Anna eased per pace a little, allowed her breathing to slow while she considered her answer.
“Too soon to say. 62f is too close to the star’s disc, the photosphere is interfering with the instruments, so we won’t know until we get closer.”
“But the atmosphere would support emergence of life, yes?”
“Initial spectrographic analysis…”
“Anna, I’m asking what’s your gut feeling? All of us have put our lives on hold, risked our careers. We’ve come too far for there to be nothing.”
“Risked our careers? Why, because you insisted we would find sentient life, a technological society of some kind out here, and so far the aliens haven’t materialized to greet us? Laxmi, whether or not there are any little green men on that planet, whether there’s any life at all or nothing but inert rocks, some acidic oceans, and a volcano or two, we have already made history. This is not nothing. Before us, the greatest distance was the Morpheum mission to Trappist-1, which launched well over a hundred years ago, and they still haven’t arrived yet. That crew is sleeping through a journey already made obsolete, while we have traveled thirty times as far in just three years!”
“Can you imagine how that is going to feel for them when they wake up? Who knows, maybe some of us will be there to greet them. ‘Congratulations on arriving! Oh by the way, we’ve been here for ten years already.’ Now that’s career risk.
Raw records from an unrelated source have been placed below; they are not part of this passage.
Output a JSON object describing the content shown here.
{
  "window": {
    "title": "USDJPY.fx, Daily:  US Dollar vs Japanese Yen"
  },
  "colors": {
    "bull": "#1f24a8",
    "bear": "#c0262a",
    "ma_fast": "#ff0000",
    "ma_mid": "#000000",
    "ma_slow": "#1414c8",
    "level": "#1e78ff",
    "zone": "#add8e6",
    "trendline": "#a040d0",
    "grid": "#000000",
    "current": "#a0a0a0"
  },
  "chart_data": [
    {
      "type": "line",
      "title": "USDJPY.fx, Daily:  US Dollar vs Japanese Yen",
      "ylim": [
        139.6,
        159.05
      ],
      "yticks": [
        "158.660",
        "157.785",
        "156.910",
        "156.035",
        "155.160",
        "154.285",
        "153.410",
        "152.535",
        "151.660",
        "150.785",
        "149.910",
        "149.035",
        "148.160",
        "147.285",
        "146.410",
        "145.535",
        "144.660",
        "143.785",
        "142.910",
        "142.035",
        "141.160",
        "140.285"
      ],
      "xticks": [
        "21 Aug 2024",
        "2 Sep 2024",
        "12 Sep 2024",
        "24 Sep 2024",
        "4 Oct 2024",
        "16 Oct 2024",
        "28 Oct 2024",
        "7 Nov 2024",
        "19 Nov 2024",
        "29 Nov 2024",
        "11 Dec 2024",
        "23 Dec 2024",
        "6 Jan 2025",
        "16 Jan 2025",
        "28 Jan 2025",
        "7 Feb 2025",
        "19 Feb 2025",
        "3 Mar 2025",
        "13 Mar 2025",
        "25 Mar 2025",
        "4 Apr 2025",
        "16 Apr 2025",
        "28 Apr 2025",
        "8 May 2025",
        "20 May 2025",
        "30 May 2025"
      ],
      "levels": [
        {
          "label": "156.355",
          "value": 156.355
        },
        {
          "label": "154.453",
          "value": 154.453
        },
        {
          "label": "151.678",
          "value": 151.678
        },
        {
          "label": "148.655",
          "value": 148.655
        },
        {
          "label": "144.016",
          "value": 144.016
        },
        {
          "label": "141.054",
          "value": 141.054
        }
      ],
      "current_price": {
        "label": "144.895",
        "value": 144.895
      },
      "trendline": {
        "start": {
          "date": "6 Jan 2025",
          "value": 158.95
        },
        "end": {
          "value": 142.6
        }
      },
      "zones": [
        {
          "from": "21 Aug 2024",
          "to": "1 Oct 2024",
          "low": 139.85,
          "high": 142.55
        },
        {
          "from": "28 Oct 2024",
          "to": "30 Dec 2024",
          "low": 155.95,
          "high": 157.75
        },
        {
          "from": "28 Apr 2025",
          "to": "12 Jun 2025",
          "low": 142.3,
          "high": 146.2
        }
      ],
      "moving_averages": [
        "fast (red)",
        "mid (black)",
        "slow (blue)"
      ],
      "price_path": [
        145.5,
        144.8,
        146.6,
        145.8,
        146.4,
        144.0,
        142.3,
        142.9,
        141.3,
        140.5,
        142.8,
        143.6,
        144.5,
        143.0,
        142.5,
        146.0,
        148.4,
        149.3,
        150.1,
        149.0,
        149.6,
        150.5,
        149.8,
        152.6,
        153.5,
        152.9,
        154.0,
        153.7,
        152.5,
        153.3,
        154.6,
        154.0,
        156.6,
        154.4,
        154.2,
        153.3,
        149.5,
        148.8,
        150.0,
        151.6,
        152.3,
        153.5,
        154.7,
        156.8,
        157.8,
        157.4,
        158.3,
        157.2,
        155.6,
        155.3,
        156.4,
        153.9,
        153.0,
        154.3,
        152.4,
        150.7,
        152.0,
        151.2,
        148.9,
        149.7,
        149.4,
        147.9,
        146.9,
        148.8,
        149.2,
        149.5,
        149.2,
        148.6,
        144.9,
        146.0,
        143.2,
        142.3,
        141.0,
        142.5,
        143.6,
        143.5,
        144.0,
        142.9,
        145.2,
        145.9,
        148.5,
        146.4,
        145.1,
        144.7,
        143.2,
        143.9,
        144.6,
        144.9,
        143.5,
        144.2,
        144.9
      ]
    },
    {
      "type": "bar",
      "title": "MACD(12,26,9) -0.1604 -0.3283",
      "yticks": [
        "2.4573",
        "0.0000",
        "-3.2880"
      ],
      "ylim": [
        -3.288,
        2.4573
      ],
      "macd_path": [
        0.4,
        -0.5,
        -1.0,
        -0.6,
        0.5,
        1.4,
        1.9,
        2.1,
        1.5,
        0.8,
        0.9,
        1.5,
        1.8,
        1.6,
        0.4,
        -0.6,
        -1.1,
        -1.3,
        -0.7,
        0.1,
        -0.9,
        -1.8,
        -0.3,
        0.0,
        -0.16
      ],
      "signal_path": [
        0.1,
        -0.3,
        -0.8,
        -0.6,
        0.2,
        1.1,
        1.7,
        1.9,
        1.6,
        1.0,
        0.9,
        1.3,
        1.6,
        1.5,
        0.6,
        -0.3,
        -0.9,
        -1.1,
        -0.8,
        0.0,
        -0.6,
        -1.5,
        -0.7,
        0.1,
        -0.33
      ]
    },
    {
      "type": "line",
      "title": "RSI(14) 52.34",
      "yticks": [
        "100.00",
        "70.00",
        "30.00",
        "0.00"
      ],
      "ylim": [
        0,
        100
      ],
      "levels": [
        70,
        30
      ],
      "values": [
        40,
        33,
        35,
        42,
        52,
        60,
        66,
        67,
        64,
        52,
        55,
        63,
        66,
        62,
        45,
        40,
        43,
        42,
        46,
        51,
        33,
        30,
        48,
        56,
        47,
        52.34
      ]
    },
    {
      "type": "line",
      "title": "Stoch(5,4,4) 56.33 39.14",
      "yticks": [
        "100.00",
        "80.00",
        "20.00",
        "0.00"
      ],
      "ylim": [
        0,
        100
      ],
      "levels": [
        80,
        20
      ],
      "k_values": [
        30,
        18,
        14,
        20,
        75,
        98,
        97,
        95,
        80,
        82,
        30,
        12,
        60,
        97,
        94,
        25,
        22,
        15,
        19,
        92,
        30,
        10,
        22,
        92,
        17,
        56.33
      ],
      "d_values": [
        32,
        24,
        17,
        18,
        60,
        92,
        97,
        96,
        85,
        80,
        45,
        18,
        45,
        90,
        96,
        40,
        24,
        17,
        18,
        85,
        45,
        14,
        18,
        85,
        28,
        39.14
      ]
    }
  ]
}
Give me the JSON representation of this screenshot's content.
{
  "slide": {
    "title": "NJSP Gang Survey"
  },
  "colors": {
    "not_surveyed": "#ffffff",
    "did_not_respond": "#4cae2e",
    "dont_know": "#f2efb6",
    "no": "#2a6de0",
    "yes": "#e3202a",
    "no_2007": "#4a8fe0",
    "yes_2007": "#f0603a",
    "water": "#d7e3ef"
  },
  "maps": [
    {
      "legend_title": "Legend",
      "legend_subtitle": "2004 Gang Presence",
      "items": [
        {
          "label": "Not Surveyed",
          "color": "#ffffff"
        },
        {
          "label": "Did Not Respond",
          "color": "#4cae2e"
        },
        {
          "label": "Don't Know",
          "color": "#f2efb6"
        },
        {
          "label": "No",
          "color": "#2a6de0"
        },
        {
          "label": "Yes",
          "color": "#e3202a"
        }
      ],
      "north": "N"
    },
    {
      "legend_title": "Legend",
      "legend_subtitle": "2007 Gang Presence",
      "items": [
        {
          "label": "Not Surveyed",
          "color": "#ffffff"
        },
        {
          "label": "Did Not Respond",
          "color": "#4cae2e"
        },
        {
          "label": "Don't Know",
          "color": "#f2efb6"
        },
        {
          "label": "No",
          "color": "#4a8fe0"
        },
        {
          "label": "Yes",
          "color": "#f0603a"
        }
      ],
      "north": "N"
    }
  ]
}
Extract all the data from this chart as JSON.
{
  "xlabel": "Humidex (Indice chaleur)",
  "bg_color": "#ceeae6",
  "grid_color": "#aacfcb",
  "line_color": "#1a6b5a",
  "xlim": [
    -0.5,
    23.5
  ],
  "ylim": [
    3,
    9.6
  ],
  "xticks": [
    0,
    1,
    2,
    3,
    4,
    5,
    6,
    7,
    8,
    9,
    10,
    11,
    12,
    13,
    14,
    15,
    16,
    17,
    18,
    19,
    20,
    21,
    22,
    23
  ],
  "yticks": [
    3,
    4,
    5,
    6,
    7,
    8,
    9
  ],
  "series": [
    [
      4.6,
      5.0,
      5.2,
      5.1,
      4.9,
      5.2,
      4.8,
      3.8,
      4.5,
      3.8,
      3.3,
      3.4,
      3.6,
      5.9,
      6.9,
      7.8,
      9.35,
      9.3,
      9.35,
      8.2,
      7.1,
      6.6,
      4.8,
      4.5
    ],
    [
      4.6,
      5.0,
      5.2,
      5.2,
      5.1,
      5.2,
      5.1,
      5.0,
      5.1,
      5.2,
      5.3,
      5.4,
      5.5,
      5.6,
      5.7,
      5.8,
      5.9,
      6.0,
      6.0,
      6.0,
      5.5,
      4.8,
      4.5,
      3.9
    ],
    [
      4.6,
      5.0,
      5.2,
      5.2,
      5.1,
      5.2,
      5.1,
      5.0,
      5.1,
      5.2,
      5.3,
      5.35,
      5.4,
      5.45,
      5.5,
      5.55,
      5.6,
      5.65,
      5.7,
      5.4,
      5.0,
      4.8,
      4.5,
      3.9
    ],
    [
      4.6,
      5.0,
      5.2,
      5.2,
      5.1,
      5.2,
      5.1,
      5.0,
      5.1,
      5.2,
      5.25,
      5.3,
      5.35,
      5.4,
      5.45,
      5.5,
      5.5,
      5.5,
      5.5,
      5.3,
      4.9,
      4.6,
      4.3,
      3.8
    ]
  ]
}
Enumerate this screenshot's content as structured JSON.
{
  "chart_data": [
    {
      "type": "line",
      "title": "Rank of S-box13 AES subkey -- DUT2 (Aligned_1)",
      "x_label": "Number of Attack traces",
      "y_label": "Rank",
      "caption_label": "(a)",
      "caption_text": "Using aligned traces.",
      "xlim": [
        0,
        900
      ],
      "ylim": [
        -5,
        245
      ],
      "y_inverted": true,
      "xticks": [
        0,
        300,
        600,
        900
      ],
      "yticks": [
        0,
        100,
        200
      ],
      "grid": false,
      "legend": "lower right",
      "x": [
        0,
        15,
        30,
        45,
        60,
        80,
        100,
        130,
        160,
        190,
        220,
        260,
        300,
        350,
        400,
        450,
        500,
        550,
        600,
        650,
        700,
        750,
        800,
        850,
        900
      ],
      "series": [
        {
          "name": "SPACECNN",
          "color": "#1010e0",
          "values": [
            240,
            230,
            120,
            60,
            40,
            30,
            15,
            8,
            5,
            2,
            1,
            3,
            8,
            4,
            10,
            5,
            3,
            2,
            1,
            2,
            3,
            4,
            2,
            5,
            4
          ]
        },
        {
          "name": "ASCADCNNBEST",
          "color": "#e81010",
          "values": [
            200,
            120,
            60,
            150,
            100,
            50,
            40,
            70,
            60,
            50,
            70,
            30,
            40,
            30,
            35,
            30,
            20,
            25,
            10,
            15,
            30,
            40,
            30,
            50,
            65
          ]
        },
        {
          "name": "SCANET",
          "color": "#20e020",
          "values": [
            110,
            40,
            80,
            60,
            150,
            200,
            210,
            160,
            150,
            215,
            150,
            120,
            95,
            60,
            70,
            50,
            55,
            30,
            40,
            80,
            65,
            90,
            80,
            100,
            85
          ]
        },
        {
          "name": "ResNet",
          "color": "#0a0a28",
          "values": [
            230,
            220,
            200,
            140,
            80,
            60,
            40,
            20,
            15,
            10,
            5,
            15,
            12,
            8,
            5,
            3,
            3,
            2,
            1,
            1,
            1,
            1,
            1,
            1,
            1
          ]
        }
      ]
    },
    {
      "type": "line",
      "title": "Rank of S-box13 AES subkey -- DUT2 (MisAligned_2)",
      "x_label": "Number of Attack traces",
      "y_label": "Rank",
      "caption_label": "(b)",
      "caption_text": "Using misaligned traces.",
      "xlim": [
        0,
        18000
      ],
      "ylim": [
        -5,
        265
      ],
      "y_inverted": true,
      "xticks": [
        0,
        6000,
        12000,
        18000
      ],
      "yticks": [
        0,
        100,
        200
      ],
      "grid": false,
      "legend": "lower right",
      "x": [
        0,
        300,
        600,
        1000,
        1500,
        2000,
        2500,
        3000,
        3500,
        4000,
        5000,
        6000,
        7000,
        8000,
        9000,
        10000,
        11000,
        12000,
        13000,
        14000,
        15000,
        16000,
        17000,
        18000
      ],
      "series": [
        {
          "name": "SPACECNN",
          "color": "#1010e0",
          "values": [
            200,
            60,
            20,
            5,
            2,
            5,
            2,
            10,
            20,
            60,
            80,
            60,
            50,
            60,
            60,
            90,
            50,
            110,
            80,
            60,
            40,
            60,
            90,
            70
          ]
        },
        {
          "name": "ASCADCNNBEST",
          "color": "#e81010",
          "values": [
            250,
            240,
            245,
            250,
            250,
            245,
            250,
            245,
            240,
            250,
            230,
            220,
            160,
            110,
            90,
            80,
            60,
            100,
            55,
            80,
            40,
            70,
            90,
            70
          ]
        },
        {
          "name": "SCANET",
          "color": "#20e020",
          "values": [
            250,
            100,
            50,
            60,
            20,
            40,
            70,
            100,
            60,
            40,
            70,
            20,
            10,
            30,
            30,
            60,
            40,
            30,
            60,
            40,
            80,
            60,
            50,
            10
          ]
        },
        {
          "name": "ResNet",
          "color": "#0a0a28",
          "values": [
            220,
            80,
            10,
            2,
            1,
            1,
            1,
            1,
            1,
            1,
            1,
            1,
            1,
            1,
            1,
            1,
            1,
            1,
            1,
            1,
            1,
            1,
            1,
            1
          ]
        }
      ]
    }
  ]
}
That’s putting your life on hold. Meanwhile, as a pilot, I just brought a starship farther than any human has been before, proving that the Alcubierre principle holds true over this distance, and setting the stage for deepening the warp next time, increasing the apparent speed. As an astronomer, I’m seeing a view of the galaxy that no one before us has laid eyes upon, and getting up close and personal to a star that previously could not be seen without a powerful telescope, a star with some significant and fascinating compositional differences from our own Sun. So, if there aren’t any aliens here to, oh, I don’t know, blow us up with their ultra-high-tech ray guns or something, that’s just fine with me. That would seriously get in the way of my observations and charting of the Kepler 62 system.”
Anna realized she was racing the pedals around the elliptical furiously, gripping the handles tightly, so she forced herself to slow down and relax. Why did she get so worked up? She wasn’t sure. Laxmi hadn’t meant anything with her question.
“Extraterrestrials,” Laxmi said softly. “Not aliens. Extraterrestrials. Or maybe just locals, or natives, or even residents.”
Anna looked at her quizzically.
“We’re the aliens here, Anna. We’re the visitors. And we only make history if we make it back to tell everyone.”